We use reflex gallery,Now let’s quickly fireup metasploit and search reflex gallery.

Now we’ll use “exploit/unix/webapp/wp_reflexgallery_file_upload”

Now let’s convert this meterpreter session into shell. And from shell to a Dedicated bash shell.

But now Clear Command will not work Untill we export the term variable.

Now let’s go and find some interesting things.

This text is base64 Encoded.so let’s decode.

It says nothing now let’s abuse the sudo rights.OK ,Now let’s find some files that Raj can run them as root.

Type “find / -perm -u=s -type f 2>/dev/null” this gives us the bin files that raj can run as root.Let’s go..

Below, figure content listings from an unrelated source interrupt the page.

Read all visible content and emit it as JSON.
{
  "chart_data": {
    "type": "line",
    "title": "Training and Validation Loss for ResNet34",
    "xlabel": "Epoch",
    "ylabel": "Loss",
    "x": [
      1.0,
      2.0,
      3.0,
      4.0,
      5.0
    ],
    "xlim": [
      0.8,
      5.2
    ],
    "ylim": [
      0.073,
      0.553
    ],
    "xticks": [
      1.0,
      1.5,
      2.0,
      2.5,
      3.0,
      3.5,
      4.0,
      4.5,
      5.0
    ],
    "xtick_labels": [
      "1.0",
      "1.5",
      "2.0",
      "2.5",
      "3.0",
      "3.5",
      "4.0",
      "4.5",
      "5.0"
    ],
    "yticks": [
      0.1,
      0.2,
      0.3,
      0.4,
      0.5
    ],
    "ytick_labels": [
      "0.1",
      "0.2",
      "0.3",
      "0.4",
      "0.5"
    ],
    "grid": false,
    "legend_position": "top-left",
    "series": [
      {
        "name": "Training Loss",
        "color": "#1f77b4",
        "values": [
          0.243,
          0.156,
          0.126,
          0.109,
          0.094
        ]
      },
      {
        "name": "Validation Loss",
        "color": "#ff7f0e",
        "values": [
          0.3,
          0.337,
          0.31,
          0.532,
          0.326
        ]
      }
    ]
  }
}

So,From the above screenshot,we can observe that raj can run “wget” and “cp” as root.now,let’s try to edit the passwd file.Now we’ll add a user and password to the file.First let’s copy the passwd file into our /var/www/html folder.

Now let’s download this file using wget in our machine…

For that type the following in the terminal:

“wget http://192.168.43.198/passwd”

Now we have to create a password salt using openssl.then we’ll add the user and password to the passwd file..

“openssl passwd -1 -salt sam Leetmehackyou”

Now let’s copy this salt and let’s quickly call our vim to edit..

“vim passwd” and add our user and the salt.here the User id is set to 0 and also group is set to 0.the user is root and home directory is /root and uses “/bin/bash” shell. and save it.

Now we have successfully edited the passwd.Now its time send her back.Now let’s turn on our server to send it.i’m using so i’m using a python package “http-here” to start a server .If u r using Kali linux “service apache2 start”.And them move this passwd into /var/www/html folder.

Before that let’s change our directory to temp in the victim machine.

Now let’s use “wget” to download the file.after that we’ll copy this file into the /etc/ folder.

So,i’ve successfully started my server.Now let’s get into the victim’s machine and Let’s Try our magic..

Now let’s copy our modified passwd to the /etc/ folder..Now i’ve successfully copied it.Now let’s login as sam which we have created.

Ok we’ve successfully logged in as root.Now let’s capture the flag.

We’ve got the flag.we’re done with the method-1.Now let’s try another method.

Method-2:

Now when i’ve searched for vulnerabilities i found this..

So this statement says mail-masta is vulnerable to LFI(Local File Inclusion).So now let’s find some valuable information using this.OK ,i’ve found some exploits in exploitDB..

So we have two exploits here.now let’s try the first one..Let’s download it to our working directory..For that Type “searchsploit -m 40290” This will get that exploit to our working directory.

Now let’s open it and read the CVE to know about the exploit and to find the correct url for our injection.

So the highlighted text shows the file where we can inject.Now let’s try to extract some information using this LFI.So,i’ve tried to look at “passwd”, “shadow” and some other stuff but failed.so,i’ve to think out of my limit.But i’ve failed.Then i’ve started searching.Then i came up with this,There is folder named “Apache” in /etc.There we can see the .htaccess file and .htpasswd file.Now let’s try to look at those files.

As you can see,i’ve tried to look at the passwd file and it’s showing.Now let’s look at the .htpasswd file.

So its an base64 text.let’s decode it byt using our terminal.

Ok,we have a name and a email.Now let’s see how can we go forward.Now let’s go to the another plug-in “Wp-support-plus-responsive-ticket-system”.I’ve found a privilage escalation exploit for this plug-in.

Let’s open it.

Now we have our exploit saying that “we can log-in as admin by using this form.” .Let’s create a form.

So,i’ve created a form.we have a name and email already from .htpasswd file.Now i’m using those here.Now let’s run this file and see what will happen.

And then .

We are the admin now.Let’s find a way into the system.

i’ve found this.this is an base64 text.

ok we have a Password.Now we’ll find a way to get a shell.Nothing here on the aarti profile.Then i’ve searched for any input field’s to upload but nothing found here.So i’ve decided to login as admin.I’ve decided to use that password shown in the above screen.So i’ve logged out.